You will be provided with a large corpus of text which contains one or more stories or snippets, which could either be present in full, summarized or in partial form. This text will contain the thoughts, actions, dialogues and interactions between various characters. It will be segmented into paragraphs which may or may not have a continuity of thought and logic between them. Your task is to create an intelligent program that guesses the gender of certain characters in this text, whose first names will be specified to you.
There might be multiple characters who share the same first-name. If a test contains such a name, all such characters will share the same gender.
Text Corpus
This file corpus.txt needs to be read by your program.
Input Format
The first line is an integer N. This is the number of characters from this text, for whom you need to detect the gender.
This is followed by the first names of N people, from the corpus text, each on a new line.
Constraints and Nature of the Corpus
As mentioned previously, it will be segmented into paragraphs which may or may not have a continuity of thought and logic between them. You do not need to code defensively for obscure or ambiguous cases. Tests will be set in such a way that the genders of the characters will be reasonably direct and simple, for a human reader of the text to infer, based on the few sentences before or after the position where that name occurs in the text.
Text has been taken from sources such as project Gutenberg, Wikipedia and publicly available news snippets, biographies and stories. To replicate the difficulty of dealing with much of the text available on the web, parts of it might be somewhat unstructured, and there might even be a small percentage of text which is not in English.
Number of Lines in Corpus = 65443
Number of Tests(N) will be such that 1<=N<=100.

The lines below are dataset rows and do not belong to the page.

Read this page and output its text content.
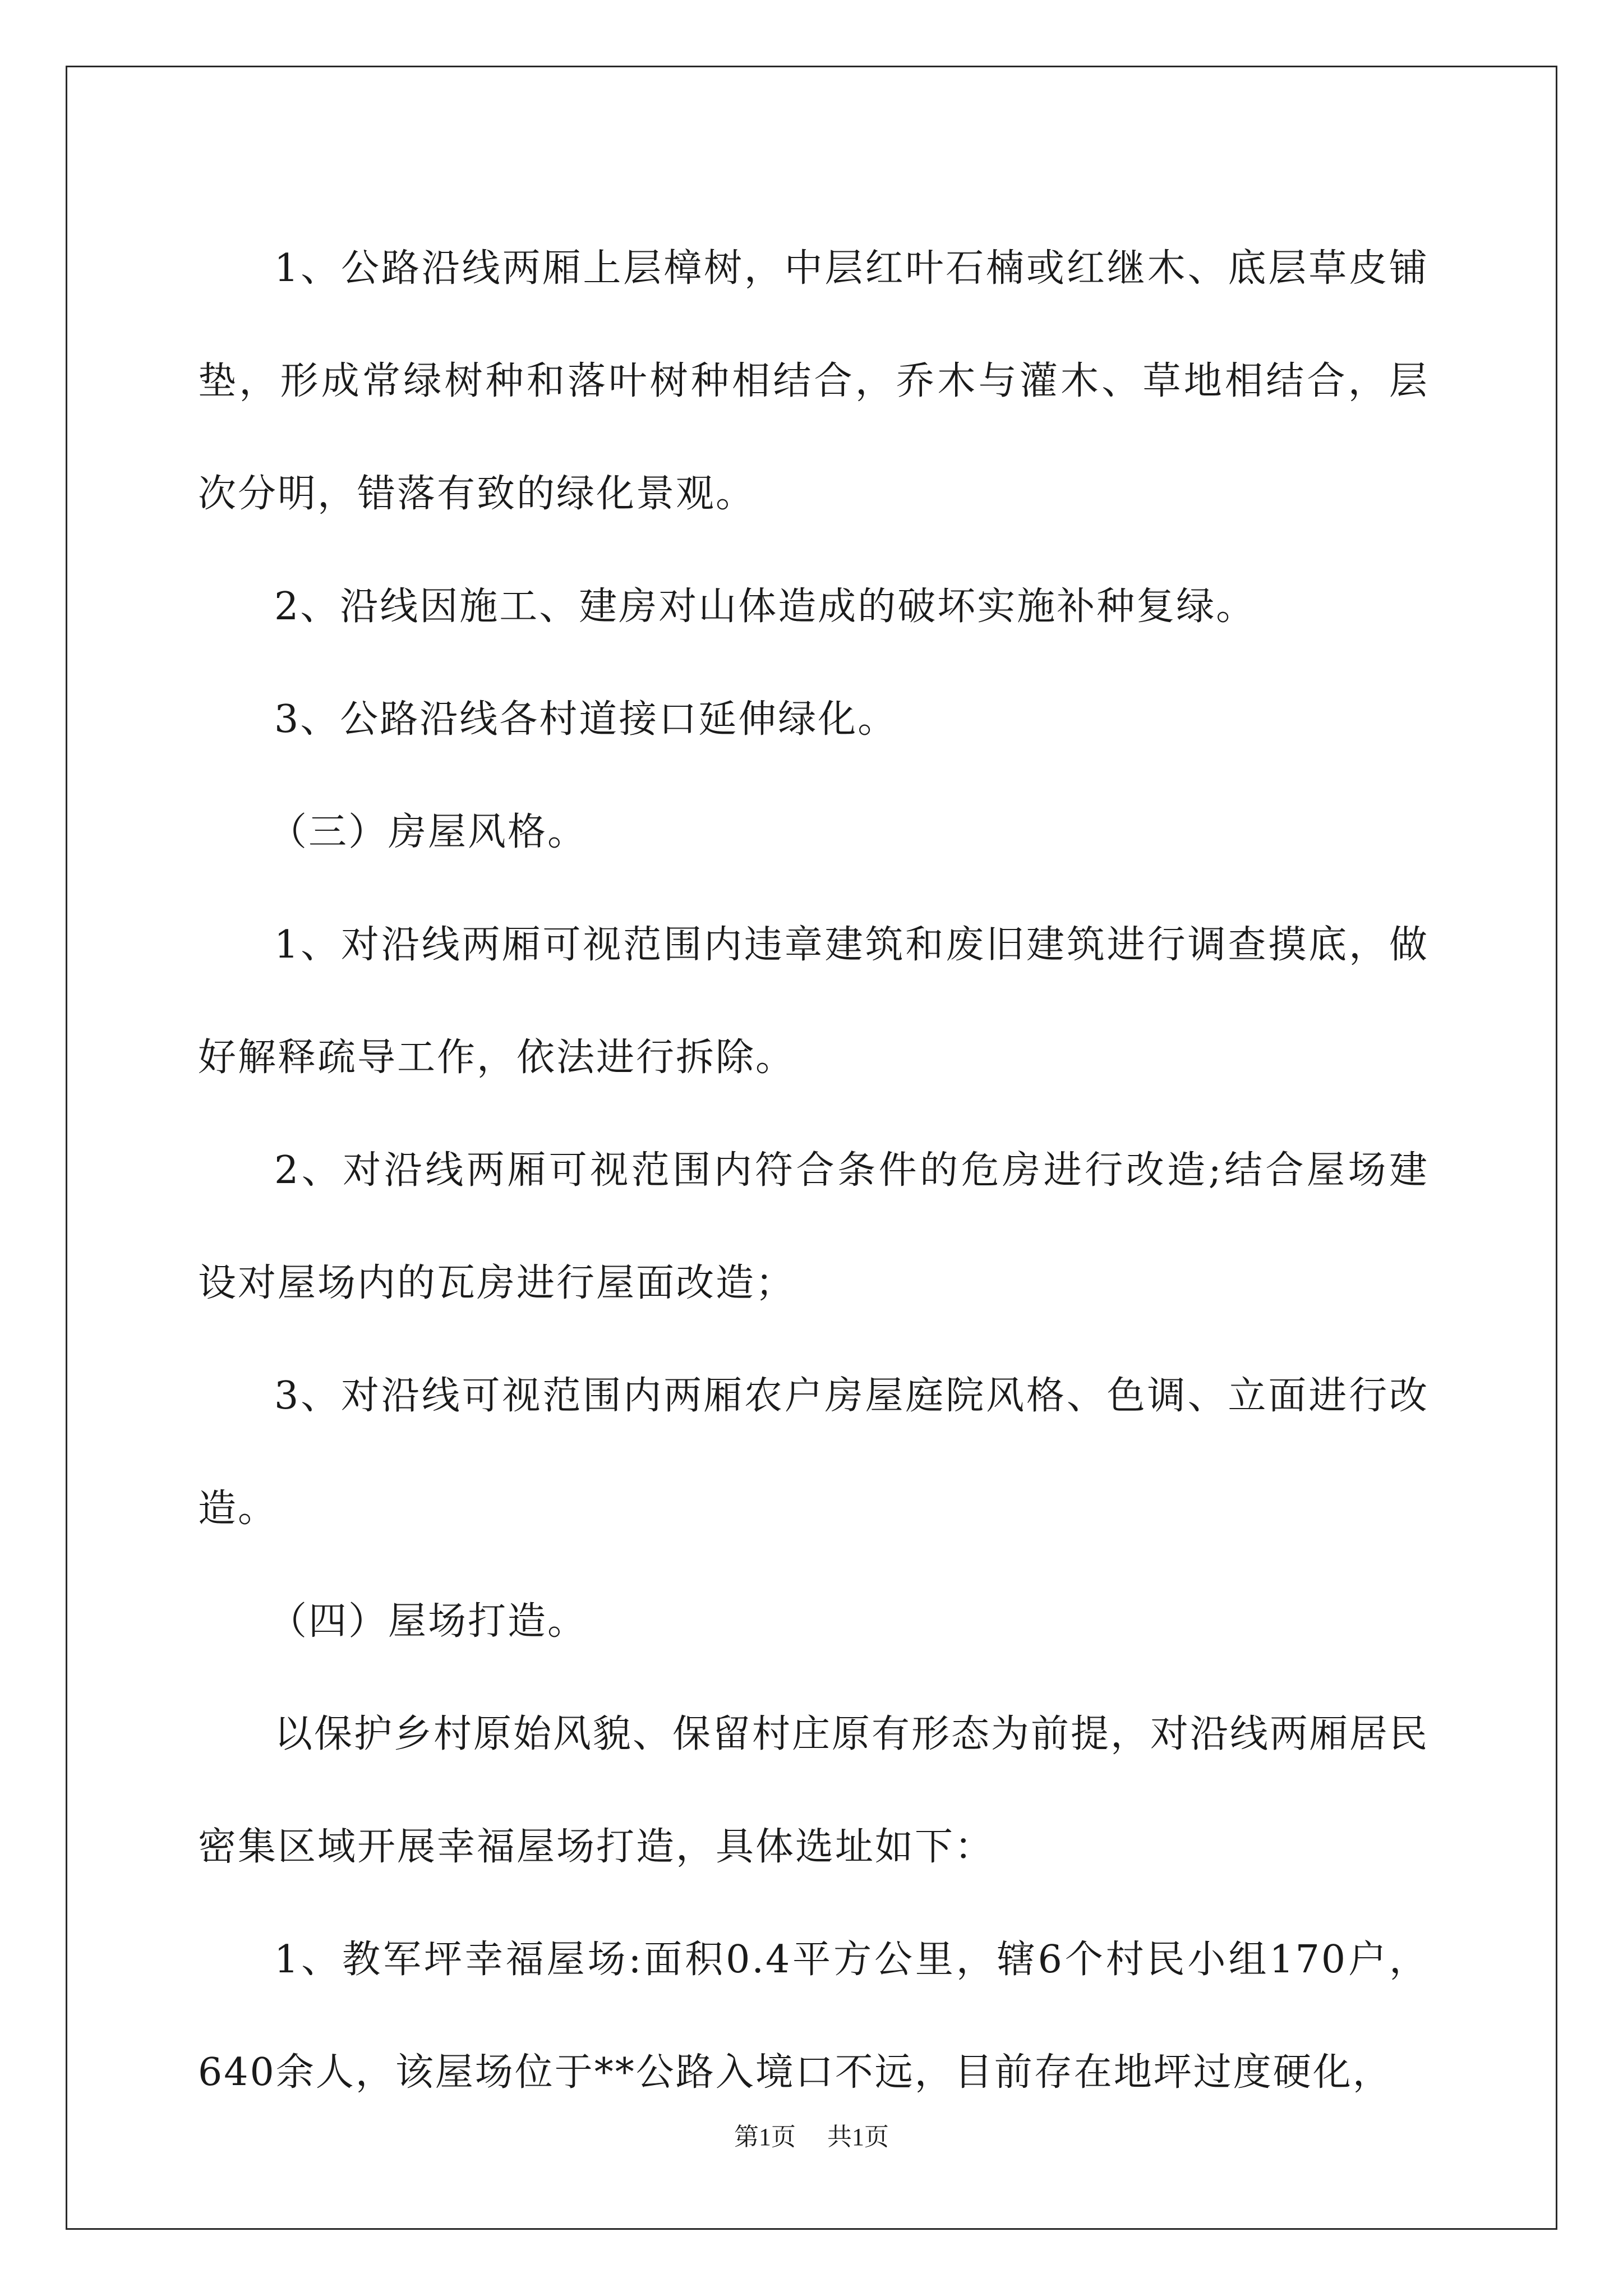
1、公路沿线两厢上层樟树，中层红叶石楠或红继木、底层草皮铺垫，形成常绿树种和落叶树种相结合，乔木与灌木、草地相结合，层次分明，错落有致的绿化景观。

2、沿线因施工、建房对山体造成的破坏实施补种复绿。

3、公路沿线各村道接口延伸绿化。

（三）房屋风格。

1、对沿线两厢可视范围内违章建筑和废旧建筑进行调查摸底，做好解释疏导工作，依法进行拆除。

2、对沿线两厢可视范围内符合条件的危房进行改造;结合屋场建设对屋场内的瓦房进行屋面改造；

3、对沿线可视范围内两厢农户房屋庭院风格、色调、立面进行改造。

（四）屋场打造。

以保护乡村原始风貌、保留村庄原有形态为前提，对沿线两厢居民密集区域开展幸福屋场打造，具体选址如下：

1、教军坪幸福屋场:面积0.4平方公里，辖6个村民小组170户，640余人，该屋场位于**公路入境口不远，目前存在地坪过度硬化，

第1页 共1页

Tests will contain first names, where only the first letter is capitalized. Names will only be from the sections of the corpus which are in English.
Output Format
N lines. Each line contains just one word: Male or Female. The i-th line contains the gender detected for the i-th first-name in the tests.
Corpus
The corpus will be provided to you here.
Your program can read in the provided corpus by assuming that the file "corpus.txt" lies in the current folder of your program.
Example Input
3
John
Sherlock
Mary
Example Output
Male
Male
Female
Explanation and a few hints
On reading the text, if we need to infer the gender of John, we find several portions of the text which provide us with sufficient hints to figure out the gender with reasonable accuracy.
"Mr. John Turner," ried the hotel waiter, opening the door of our sitting-room, and ushering in a visitor. "My nme," said he, "is John Openshaw, but my own affairs have, as far as I can understand, little to do with this awful business. It is a hereditary matter; so in order to give you an idea of the facts, I must go back to the commencement of the affair. "There is one thing," sid John Openshaw. He rummaged in his coat pocket,
Scoring
The Max score for this problem is 50.
Score = MaxScore for a test case * Max(C-W,0)/N
C = Number of tests for which you guess the gender correctly
N = total number of tests (first-names) in the input file.
W = Number of tests for which you guess the gender incorrectly
ML Libraries are not enabled for this challenge because many of them have the potential to provide a near-direct solution for this challenge.